Ronnie Mauge

Personal information
- Full name: Ronald Carlton Mauge
- Date of birth: 10 March 1969 (age 56)
- Place of birth: Islington, England
- Height: 1.78 m (5 ft 10 in)
- Position: Midfielder

Youth career
- Charlton Athletic

Senior career*
- Years: Team / Apps / (Gls)
- 1987–1988: Charlton Athletic / 0 / (0)
- 1988–1990: Fulham / 50 / (2)
- 1990–1995: Bury / 108 / (10)
- 1991: → Manchester City (loan) / 0 / (0)
- 1995–1999: Plymouth Argyle / 135 / (14)
- 1999–2002: Bristol Rovers / 53 / (0)
- 2002: St Albans City / 2 / (0)
- 2002–2004: Aldershot Town / 0 / (0)
- 2004–2006: Whitton United / 58 / (3)
- Total:  / 347 / (29)

International career
- 2000–2001: Trinidad and Tobago / 8 / (1)

Managerial career
- 2005–2007: Whitton United

= Ronnie Mauge =

Trinidad and Tobago footballer

Ronald Carlton Mauge (born 10 March 1969) is a former professional footballer, who played for Fulham, Bury, Manchester City, Plymouth Argyle, and Bristol Rovers.
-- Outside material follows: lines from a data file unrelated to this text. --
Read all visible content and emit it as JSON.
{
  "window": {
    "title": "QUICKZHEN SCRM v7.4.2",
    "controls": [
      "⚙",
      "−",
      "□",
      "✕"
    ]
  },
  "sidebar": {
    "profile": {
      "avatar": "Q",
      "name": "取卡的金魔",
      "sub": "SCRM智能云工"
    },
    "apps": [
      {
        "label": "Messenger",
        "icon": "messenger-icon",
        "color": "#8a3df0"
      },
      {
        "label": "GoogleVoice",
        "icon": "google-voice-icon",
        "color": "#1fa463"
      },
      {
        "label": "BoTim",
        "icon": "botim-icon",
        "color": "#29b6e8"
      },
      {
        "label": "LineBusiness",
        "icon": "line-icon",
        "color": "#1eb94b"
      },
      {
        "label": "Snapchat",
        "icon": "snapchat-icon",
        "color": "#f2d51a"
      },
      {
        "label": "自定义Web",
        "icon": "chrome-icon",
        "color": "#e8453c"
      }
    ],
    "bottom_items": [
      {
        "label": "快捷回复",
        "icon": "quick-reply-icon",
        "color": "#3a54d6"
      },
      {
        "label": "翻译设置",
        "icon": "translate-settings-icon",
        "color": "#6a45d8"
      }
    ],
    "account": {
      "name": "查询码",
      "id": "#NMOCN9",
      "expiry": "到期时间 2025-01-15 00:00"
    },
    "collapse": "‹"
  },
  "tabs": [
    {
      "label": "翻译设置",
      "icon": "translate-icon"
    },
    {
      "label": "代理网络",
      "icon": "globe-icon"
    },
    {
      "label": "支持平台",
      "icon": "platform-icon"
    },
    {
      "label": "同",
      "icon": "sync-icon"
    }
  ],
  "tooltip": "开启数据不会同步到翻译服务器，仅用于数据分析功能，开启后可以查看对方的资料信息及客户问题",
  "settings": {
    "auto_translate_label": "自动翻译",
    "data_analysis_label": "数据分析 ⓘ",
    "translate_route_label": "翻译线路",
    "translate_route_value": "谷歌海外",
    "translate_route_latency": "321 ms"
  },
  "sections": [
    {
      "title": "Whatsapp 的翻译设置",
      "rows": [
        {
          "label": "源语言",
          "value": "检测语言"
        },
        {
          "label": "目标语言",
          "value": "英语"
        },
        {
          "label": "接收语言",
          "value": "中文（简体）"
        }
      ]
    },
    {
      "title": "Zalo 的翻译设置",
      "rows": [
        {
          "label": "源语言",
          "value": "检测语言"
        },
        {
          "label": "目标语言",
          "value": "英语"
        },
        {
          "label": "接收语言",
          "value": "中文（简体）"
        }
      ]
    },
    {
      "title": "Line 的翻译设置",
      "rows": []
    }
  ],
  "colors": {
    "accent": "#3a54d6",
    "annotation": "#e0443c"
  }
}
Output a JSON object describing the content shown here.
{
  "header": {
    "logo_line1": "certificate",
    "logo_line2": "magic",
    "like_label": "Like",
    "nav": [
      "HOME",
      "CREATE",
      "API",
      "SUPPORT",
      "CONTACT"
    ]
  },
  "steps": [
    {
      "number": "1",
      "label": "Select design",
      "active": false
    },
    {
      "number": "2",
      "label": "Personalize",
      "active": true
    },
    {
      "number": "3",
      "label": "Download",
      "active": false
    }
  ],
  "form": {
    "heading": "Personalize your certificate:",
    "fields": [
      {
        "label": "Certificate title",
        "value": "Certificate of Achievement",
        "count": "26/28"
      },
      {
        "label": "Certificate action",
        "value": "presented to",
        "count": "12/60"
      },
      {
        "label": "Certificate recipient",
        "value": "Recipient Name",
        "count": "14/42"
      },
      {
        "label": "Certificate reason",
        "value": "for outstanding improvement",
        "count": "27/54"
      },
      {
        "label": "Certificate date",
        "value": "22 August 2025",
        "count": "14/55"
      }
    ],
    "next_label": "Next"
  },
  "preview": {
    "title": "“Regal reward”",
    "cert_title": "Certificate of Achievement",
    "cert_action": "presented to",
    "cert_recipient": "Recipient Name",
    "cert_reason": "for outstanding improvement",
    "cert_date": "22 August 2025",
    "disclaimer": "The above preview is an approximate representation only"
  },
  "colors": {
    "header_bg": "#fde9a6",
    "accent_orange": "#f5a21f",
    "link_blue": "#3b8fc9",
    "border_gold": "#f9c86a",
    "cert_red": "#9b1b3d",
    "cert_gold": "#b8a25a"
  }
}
Born in England, he also won caps for the Trinidad and Tobago national team, the homeland of Mauge's parents.

==Biography==
Born in Islington, Mauge started his career as a trainee at Charlton Athletic, before moving on to Fulham on a free transfer. Two years later he was bought by Bury for £40,000. In 1991, he spent a brief spell as a loan player at Manchester City, where he made one appearance in a minor cup competition. In 1995 Plymouth bought him for £40,000, with Mauge becoming the first Argyle player to score at Wembley as Plymouth defeated Darlington 1–0 in the Third Division play-off final in 1996.

He signed for Bristol Rovers on a free transfer in 1999. In 2000, he was called up to the Trinidad and Tobago squad, which he qualified for through his parents. He played in the Gold Cup, but broke his leg in a first round match against Mexico. Mauge retired from professional football in 2002.

He was later player/manager of non-League side Whitton United, and worked as a Football Development Officer for Ipswich Borough Council.